There are two areas for improvement: a) identify queries with bad estimates in the plan instead of just long running queries b) actual conditions are hard to parse out of the query text

One idea to improve both could be to parse query plans instead of sql statements. This way, one could compare "Plan Rows" with "Actual Rows" of the individual nodes and identify places with bad estimates that could benefit from (extended) statistics. Further, that would allow to parse the affected tables and columns more easily by referring to "Relation Name" and "Filter" or "Index Cond" attributes which are already pre-parsed and normalised (ref. issue #1). The query plans can be retrieved in JSON format which further eases parsing. Just experiment with EXPLAIN (ANALYZE, FORMAT JSON) <your test query> to see what I mean.

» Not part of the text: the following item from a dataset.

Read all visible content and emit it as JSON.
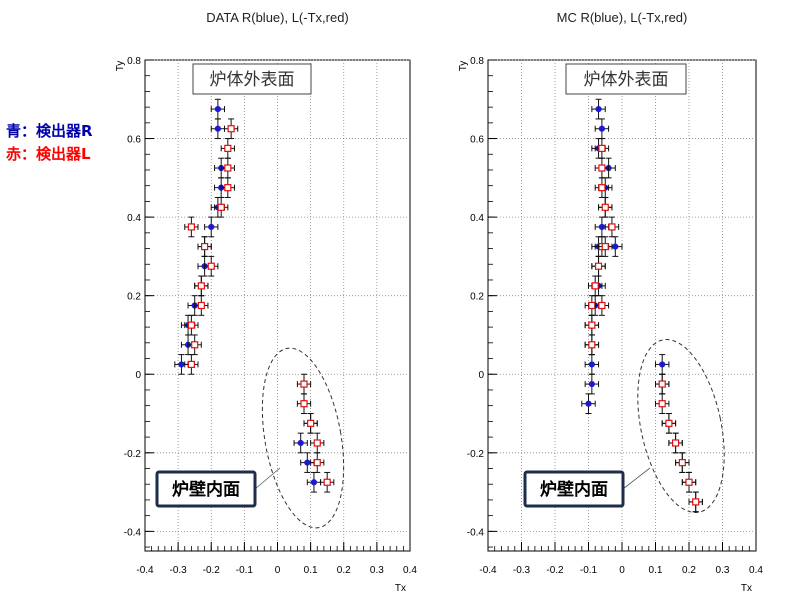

Unfortunately, it's not really easy to automagically access the query plans that were used in runtime - they are not even stable per query. But there are ways:

The auto_explain extension allows to write the plans to the log during execution if the match certain conditions.
Then configure log_destination to csvlog and use file_fdw to access the logfile at runtime.

You can even match the plan to a row in the pg_stat_statements view using it's query_id. In PostgreSQL 14 when activating the compute_query_id GUC or in earlier versions using an extension like pg_logqueryid.

Going further - or another way, it might be possible to parse the query (even with it's placeholders) with libpg_query (or one of it's wrappers like pglast or psqlparse)

Unfortunately, this requires a lot more extensions and configuration and is therefore not as 'cloud-friendly' like the current approach of just reading the pg_stat_statements view.